Longtemps cantonnées à la science-fiction, les lentilles intelligents et connectées pourraient devenir une réalité médicale d’ici quelques années. La start-up belge Azalea Vision veut en faire un outil de soin. Voir mieux, mais aussi surveiller sa santé grâce à ses larmes. C’est l’ambition d’Azalea Vision, spin-off belge née en 2021 autour d’une technologie de nanoélectronique développée avec imec et l’Université de Gand. « L’objectif de départ était simple : est-ce qu’on peut mettre de l’électronique dans une lentille de contact? », résume Enrique Vega, CEO de l’entreprise.
La prouesse tient à la taille des composants. « On parle d’éléments de 30 microns, environ un tiers d’un cheveu humain, tellement fins qu’ils peuvent être thermoformés et intégrés dans une lentille », explique-t-il. Après plusieurs années de développement, Azalea Vision prépare désormais ses études cliniques, avec une arrivée visée sur le marché en 2029.
Pour transformer cette idée en produit médical, l’entreprise a multiplié les levées de fonds et les collaborations scientifiques.
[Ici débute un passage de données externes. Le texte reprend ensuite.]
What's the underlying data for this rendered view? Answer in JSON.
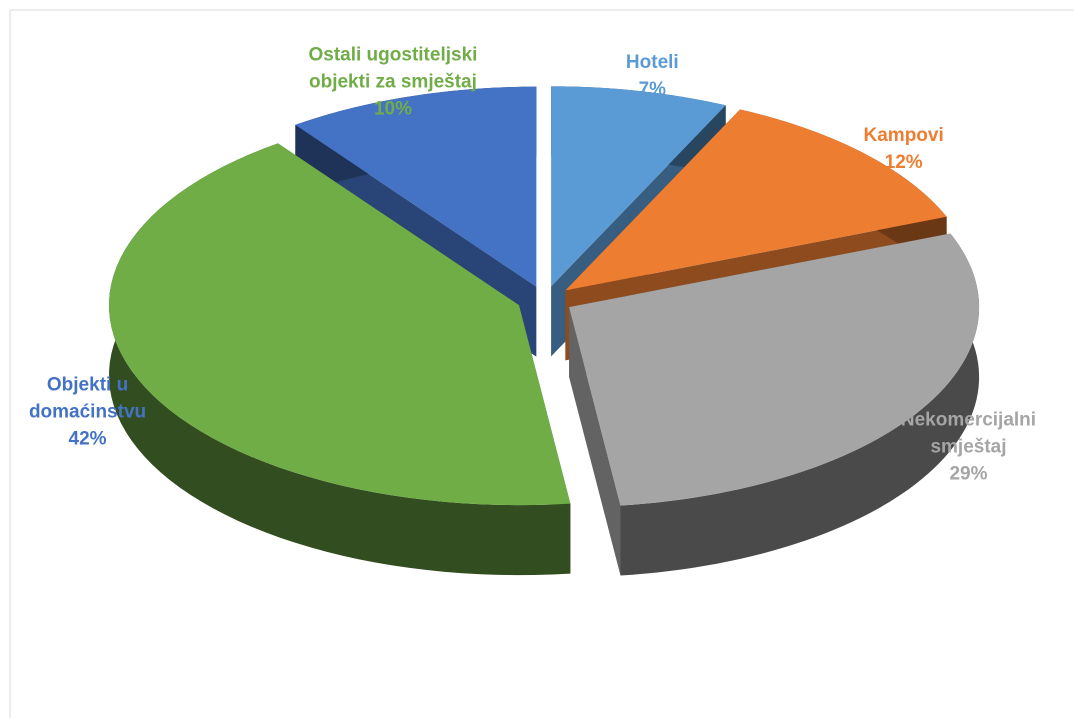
{
  "chart_data": {
    "type": "pie3d",
    "categories": [
      "Hoteli",
      "Kampovi",
      "Nekomercijalni smještaj",
      "Objekti u domaćinstvu",
      "Ostali ugostiteljski objekti za smještaj"
    ],
    "values": [
      7,
      12,
      29,
      42,
      10
    ],
    "value_labels": [
      "7%",
      "12%",
      "29%",
      "42%",
      "10%"
    ],
    "colors": [
      "#5b9bd5",
      "#ed7d31",
      "#a5a5a5",
      "#70ad47",
      "#4472c4"
    ],
    "label_colors": [
      "#5b9bd5",
      "#ed7d31",
      "#a5a5a5",
      "#4472c4",
      "#70ad47"
    ]
  }
}
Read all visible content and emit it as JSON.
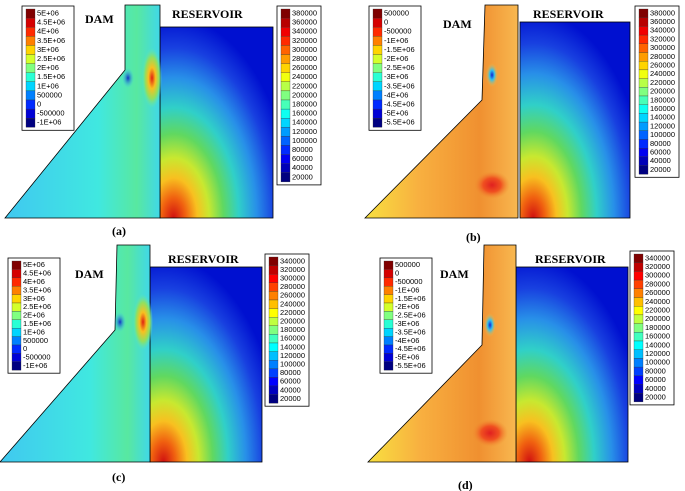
{
  "panels": [
    {
      "caption": "(a)",
      "dam_label": "DAM",
      "reservoir_label": "RESERVOIR",
      "dam_legend": [
        "5E+06",
        "4.5E+06",
        "4E+06",
        "3.5E+06",
        "3E+06",
        "2.5E+06",
        "2E+06",
        "1.5E+06",
        "1E+06",
        "500000",
        "0",
        "-500000",
        "-1E+06"
      ],
      "reservoir_legend": [
        "380000",
        "360000",
        "340000",
        "320000",
        "300000",
        "280000",
        "260000",
        "240000",
        "220000",
        "200000",
        "180000",
        "160000",
        "140000",
        "120000",
        "100000",
        "80000",
        "60000",
        "40000",
        "20000"
      ]
    },
    {
      "caption": "(b)",
      "dam_label": "DAM",
      "reservoir_label": "RESERVOIR",
      "dam_legend": [
        "500000",
        "0",
        "-500000",
        "-1E+06",
        "-1.5E+06",
        "-2E+06",
        "-2.5E+06",
        "-3E+06",
        "-3.5E+06",
        "-4E+06",
        "-4.5E+06",
        "-5E+06",
        "-5.5E+06"
      ],
      "reservoir_legend": [
        "380000",
        "360000",
        "340000",
        "320000",
        "300000",
        "280000",
        "260000",
        "240000",
        "220000",
        "200000",
        "180000",
        "160000",
        "140000",
        "120000",
        "100000",
        "80000",
        "60000",
        "40000",
        "20000"
      ]
    },
    {
      "caption": "(c)",
      "dam_label": "DAM",
      "reservoir_label": "RESERVOIR",
      "dam_legend": [
        "5E+06",
        "4.5E+06",
        "4E+06",
        "3.5E+06",
        "3E+06",
        "2.5E+06",
        "2E+06",
        "1.5E+06",
        "1E+06",
        "500000",
        "0",
        "-500000",
        "-1E+06"
      ],
      "reservoir_legend": [
        "340000",
        "320000",
        "300000",
        "280000",
        "260000",
        "240000",
        "220000",
        "200000",
        "180000",
        "160000",
        "140000",
        "120000",
        "100000",
        "80000",
        "60000",
        "40000",
        "20000"
      ]
    },
    {
      "caption": "(d)",
      "dam_label": "DAM",
      "reservoir_label": "RESERVOIR",
      "dam_legend": [
        "500000",
        "0",
        "-500000",
        "-1E+06",
        "-1.5E+06",
        "-2E+06",
        "-2.5E+06",
        "-3E+06",
        "-3.5E+06",
        "-4E+06",
        "-4.5E+06",
        "-5E+06",
        "-5.5E+06"
      ],
      "reservoir_legend": [
        "340000",
        "320000",
        "300000",
        "280000",
        "260000",
        "240000",
        "220000",
        "200000",
        "180000",
        "160000",
        "140000",
        "120000",
        "100000",
        "80000",
        "60000",
        "40000",
        "20000"
      ]
    }
  ]
}
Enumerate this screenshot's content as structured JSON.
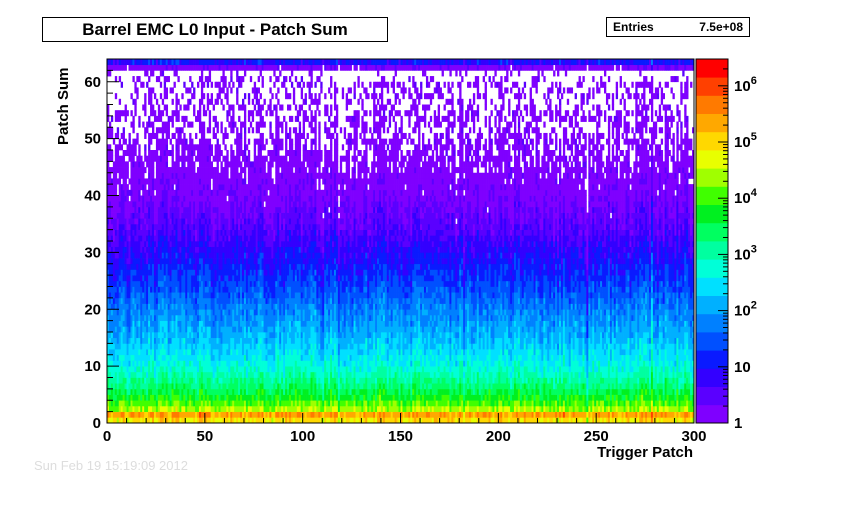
{
  "chart_data": {
    "type": "heatmap",
    "title": "Barrel EMC L0 Input - Patch Sum",
    "xlabel": "Trigger Patch",
    "ylabel": "Patch Sum",
    "xlim": [
      0,
      300
    ],
    "ylim": [
      0,
      64
    ],
    "x_ticks": [
      "0",
      "50",
      "100",
      "150",
      "200",
      "250",
      "300"
    ],
    "y_ticks": [
      "0",
      "10",
      "20",
      "30",
      "40",
      "50",
      "60"
    ],
    "color_scale": "log",
    "z_range": [
      1,
      3000000
    ],
    "colorbar_ticks": [
      {
        "value": 1,
        "label": "1"
      },
      {
        "value": 10,
        "label": "10"
      },
      {
        "value": 100,
        "label": "10",
        "exp": "2"
      },
      {
        "value": 1000,
        "label": "10",
        "exp": "3"
      },
      {
        "value": 10000,
        "label": "10",
        "exp": "4"
      },
      {
        "value": 100000,
        "label": "10",
        "exp": "5"
      },
      {
        "value": 1000000,
        "label": "10",
        "exp": "6"
      }
    ],
    "stats": {
      "label": "Entries",
      "value": "7.5e+08"
    },
    "bins_x": 300,
    "bins_y": 64,
    "density_by_patch_sum": [
      {
        "y": 0,
        "z": 5000
      },
      {
        "y": 1,
        "z": 1500000
      },
      {
        "y": 2,
        "z": 40000
      },
      {
        "y": 4,
        "z": 8000
      },
      {
        "y": 6,
        "z": 2500
      },
      {
        "y": 10,
        "z": 500
      },
      {
        "y": 15,
        "z": 150
      },
      {
        "y": 20,
        "z": 60
      },
      {
        "y": 25,
        "z": 20
      },
      {
        "y": 30,
        "z": 8
      },
      {
        "y": 35,
        "z": 3
      },
      {
        "y": 40,
        "z": 1.5
      },
      {
        "y": 50,
        "z": 0.5
      },
      {
        "y": 60,
        "z": 0.3
      },
      {
        "y": 62,
        "z": 0.15
      },
      {
        "y": 63,
        "z": 10
      }
    ],
    "hot_patches": [
      {
        "x": 118,
        "factor": 0.3
      },
      {
        "x": 182,
        "factor": 0.3
      },
      {
        "x": 278,
        "factor": 3.0
      },
      {
        "x": 110,
        "factor": 0.2
      },
      {
        "x": 245,
        "factor": 0.3
      }
    ],
    "colors": [
      "#7f00ff",
      "#5a00ff",
      "#3300ff",
      "#0a1aff",
      "#0050ff",
      "#0080ff",
      "#00b0ff",
      "#00e0ff",
      "#00ffd8",
      "#00ffa0",
      "#00ff60",
      "#00f020",
      "#40ff00",
      "#a0ff00",
      "#e8ff00",
      "#ffd800",
      "#ffa800",
      "#ff7a00",
      "#ff4000",
      "#ff0000"
    ]
  },
  "footer_text": "Sun Feb 19 15:19:09 2012"
}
Depuis sa création, elle a réuni plusieurs millions d’euros auprès d’investisseurs privés, mais aussi grâce à différents programmes de soutien à l’innovation. « L’entreprise a été sélectionnée par l’EIC Accelerator du Conseil européen de l’innovation pour bénéficier d’un financement mixte, combinant subvention et investissement en capital, une reconnaissance forte de son potentiel d’innovation et de sa pertinence stratégique au niveau européen », souligne Enrique Vega.
L’objectif de départ était simple : est-ce qu’on peut mettre de l’électronique dans une lentille de contact ?
Une réponse à des maladies de la cornée
La première application vise les patients atteints de déformations sévères de la cornée, comme le kératocône. Aujourd’hui, ces patients portent souvent des lentilles sclérales, mais celles-ci ne corrigent pas toujours suffisamment la vision. « Dans nombreux cas sévère, les solutions actuelles ne permettent pas d’obtenir une vision satisfaisante. Les patients restent limités dans leur autonomie, notamment pour lire, travailler, ou se déplacer la nuit », souligne Enrique Vega.
La lentille d’Azalea intègre un diaphragme intelligent capable de filtrer la lumière mal focalisée. « Nous pouvons ajuster dynamiquement le diaphragme afin de laisser passer uniquement la lumière correctement focalisée. Cela réduit fortement les aberrations lumineuses », poursuit-il.
Concrètement, le dispositif adapte le passage de la lumière afin de réduire les distorsions visuelles provoquées par les irrégularités de la cornée. L’objectif est de permettre aux patients de retrouver une vision plus nette et une meilleure qualité de vie. « Aujourd’hui, certains patients ne parviennent plus à conduire la nuit ou à traverser la rue de manière totalement autonome. Nous voulons leur rendre cette autonomie », explique encore le CEO.
Nous sommes capables de mesurer différents éléments présents dans le liquide lacrymal. Cela ouvre la voie à des contrôles réguliers réalisés à domicile plutôt qu’à l’hôpital.
Les larmes comme prise de sang
Mais Azalea Vision veut aller plus loin. Grâce à des micro-capteurs, ses lentilles pourraient aussi analyser certains composants du liquide lacrymal. « Les larmes contiennent certains biomarqueurs que l’on retrouve aussi dans le sang, ou qui peuvent refléter l’état physiologique du patient », détaille le CEO.
L’intérêt serait majeur pour des patients atteints de maladies chroniques, comme l’insuffisance cardiaque ou rénale. Aujourd’hui, ces patients doivent parfois aller à l’hôpital chaque semaine pour une prise de sang. Demain, ces données pourraient contribuer à un suivi à domicile, à une médecine plus préventive et à une meilleure personnalisation du traitement par les médecins.
Pour Enrique Vega, cette évolution pourrait changer la manière dont certaines maladies sont surveillées. « Nous sommes capables de mesurer différents éléments présents dans le liquide lacrymal. Cela ouvre la voie à des contrôles réguliers réalisés à domicile plutôt qu’à l’hôpital. » Les informations recueillies pourraient ensuite être transmises à des plateformes numériques et analysées avec l’aide de l’intelligence artificielle afin d’alerter les soignants en cas d’évolution préoccupante.